24/11/2025

DITADOS MUTANTES

 

Desta vez, trago aqui três ditados que muitos de nós, com maior ou menor frequência, já proferimos no uso dial da nossa benquista língua portuguesa.

Ao fazê-lo, nem sempre equacionamos o seu alcance semântico, já que este faz bom sentido da forma como nos foi transmitido e, por isso, não vemos qualquer necessidade de o questionar.

A verdade é que, no dizer de quem gosta de sacholar a essência da matéria linguística, o significado dos referidos “aforismos” já foi outro em tempos mais idos.

Mas passemos então à análise de cada um deles;

 

1 - Esse rapaz não consegue estar parado, parece que tem bichos carpinteiros

 

Este até já me foi dedicado, amiúde, quando era menino. É evidente que o ditado assenta que nem uma luva àquelas pessoas que não conseguem estar quedas e sossegadas por muito tempo (hiperativos, para ser mais preciso). Mas porquê “carpinteiros”? Haverá bichos com tal ofício?! Bom, quem já viu algum animalejo de serrote na mão e lápis entalado na orelha que traga até mim evidências de tão estranha experiência. Agora a sério, de facto, existem escaravelhos que se alimentam de madeira, hábito que até lhes mereceu o nome popular de bichos-carpinteiros. Assim até faz muito sentido, pois a pessoa irrequieta dá a ideia de que tem este tipo de bicheza a roê-lo por dentro.

No entanto, e em boa verdade, este ditado já teve uma configuração lexical distinta: “esse rapaz não consegue estar parado, parece que tem bichos no corpo inteiro.”;

 

2 –Quem não tem cão, caça com gato”

Diz-se de um caçador que, não tendo um cão de caça, se vê obrigado a remediar a situação desvantajosa, caçando com um gato que, como todos bem sabemos, não está geneticamente talhado para tais funções. Este ditado resulta, no entanto, de uma corruptela de um outro mais antigo, a saber: “quem não tem cão caça como o gato”. A lógica deste aforismo assenta no facto de que, sem a ajuda preciosa de um Boby de faro aguçado, resta ao caçador caçar sozinho, à imagem do que é feito pelos Tarecos no seu dia-a-dia;

 

3 – “Quem tem boca vai a Roma”

Ao que parece, o ditado original seria “Quem tem boca vaia Roma”, conferindo a legitimidade de vaiar Roma a todos quantos não se conformavam com os excessos e erros de governança dos imperadores romanos da antiguidade. Hoje em dia, por um processo que eu classificaria como cacofonia invertida, a máxima perdeu o seu sentido original, para significar que é possível chegar em qualquer sítio, bastando perguntar, a quem nos aparece pelo caminho, qual é a melhor direção a tomar;

 

4 – “São ossos do ofício

 

Na sua originalidade, esta máxima/expressão era colada a quem, no exercício das suas funções laborais, vivia momentos de enfastiamento por nada ter que fazer. Nessa aceção semântica, a configuração seria esta: “são ócios do ofício”. No entanto, a construção atual (“são ossos do ofício”) remete-nos para um sentido praticamente antonímico, na medida em que evoca a necessidade inexorável de se dar cumprimento a tarefas laborais mais difíceis e mais trabalhosas.
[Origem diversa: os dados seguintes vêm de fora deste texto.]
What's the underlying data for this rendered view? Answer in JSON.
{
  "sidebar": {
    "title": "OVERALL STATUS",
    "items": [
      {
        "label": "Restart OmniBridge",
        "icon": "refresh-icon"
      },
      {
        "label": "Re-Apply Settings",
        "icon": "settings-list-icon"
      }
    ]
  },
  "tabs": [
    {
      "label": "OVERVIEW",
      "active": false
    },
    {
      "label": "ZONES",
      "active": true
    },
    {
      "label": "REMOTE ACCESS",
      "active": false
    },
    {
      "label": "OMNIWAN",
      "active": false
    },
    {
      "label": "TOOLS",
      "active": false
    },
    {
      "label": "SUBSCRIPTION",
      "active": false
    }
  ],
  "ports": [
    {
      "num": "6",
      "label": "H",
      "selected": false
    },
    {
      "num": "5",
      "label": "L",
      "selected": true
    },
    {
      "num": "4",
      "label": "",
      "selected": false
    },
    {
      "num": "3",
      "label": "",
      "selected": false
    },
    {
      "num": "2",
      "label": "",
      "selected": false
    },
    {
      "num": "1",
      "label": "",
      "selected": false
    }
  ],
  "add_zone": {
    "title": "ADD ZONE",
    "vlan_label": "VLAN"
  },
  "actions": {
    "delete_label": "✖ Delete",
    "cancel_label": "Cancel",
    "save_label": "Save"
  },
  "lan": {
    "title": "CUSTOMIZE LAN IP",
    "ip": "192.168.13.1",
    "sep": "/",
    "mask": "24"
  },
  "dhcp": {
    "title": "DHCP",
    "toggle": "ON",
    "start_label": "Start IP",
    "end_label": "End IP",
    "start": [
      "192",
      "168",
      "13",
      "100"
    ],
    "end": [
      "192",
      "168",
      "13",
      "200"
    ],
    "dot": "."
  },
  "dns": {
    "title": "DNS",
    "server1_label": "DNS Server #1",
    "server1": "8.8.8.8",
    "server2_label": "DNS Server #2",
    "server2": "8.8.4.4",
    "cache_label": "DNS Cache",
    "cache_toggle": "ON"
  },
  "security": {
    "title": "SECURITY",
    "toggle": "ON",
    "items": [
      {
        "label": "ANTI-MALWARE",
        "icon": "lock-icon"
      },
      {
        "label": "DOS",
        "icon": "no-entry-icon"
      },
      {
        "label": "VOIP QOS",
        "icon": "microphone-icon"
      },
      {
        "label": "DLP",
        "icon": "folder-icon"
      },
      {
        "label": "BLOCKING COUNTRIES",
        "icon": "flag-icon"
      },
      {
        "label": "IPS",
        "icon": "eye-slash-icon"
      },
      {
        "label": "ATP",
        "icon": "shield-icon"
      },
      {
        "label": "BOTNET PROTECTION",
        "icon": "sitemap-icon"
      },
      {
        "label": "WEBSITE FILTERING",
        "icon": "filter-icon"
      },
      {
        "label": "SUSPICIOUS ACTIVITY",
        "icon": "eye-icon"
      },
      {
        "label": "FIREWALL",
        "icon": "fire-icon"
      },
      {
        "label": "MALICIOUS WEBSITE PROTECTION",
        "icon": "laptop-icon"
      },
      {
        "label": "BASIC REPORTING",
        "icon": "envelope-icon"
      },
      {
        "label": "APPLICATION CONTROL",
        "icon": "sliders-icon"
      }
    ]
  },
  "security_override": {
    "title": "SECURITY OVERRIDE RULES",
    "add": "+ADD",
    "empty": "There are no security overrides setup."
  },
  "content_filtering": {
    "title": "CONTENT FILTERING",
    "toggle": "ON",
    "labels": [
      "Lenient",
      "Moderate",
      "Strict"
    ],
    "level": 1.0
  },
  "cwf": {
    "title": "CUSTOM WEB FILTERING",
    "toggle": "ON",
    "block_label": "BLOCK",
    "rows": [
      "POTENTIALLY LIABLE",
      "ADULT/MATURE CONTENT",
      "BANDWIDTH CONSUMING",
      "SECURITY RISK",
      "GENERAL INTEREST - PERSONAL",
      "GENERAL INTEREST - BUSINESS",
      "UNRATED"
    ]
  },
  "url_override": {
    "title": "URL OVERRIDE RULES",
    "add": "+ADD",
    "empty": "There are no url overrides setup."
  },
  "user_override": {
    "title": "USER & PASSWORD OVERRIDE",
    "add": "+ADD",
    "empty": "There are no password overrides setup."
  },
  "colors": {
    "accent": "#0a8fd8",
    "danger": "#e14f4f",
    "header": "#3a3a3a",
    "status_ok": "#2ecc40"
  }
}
Concluindo, e uma vez que as línguas gozam de um constante metamorfismo, seja ele de natureza diacrónica, diatópica, diafásica ou diastrática, aceitemos como válida a configuração atual dos referidos ditados e os sentidos que lhes são atribuídos pelo senso comum, com a permissividade camoniana que o fenómeno demanda: “Todo o mundo é composto de mudança / Tomando sempre novas qualidades”.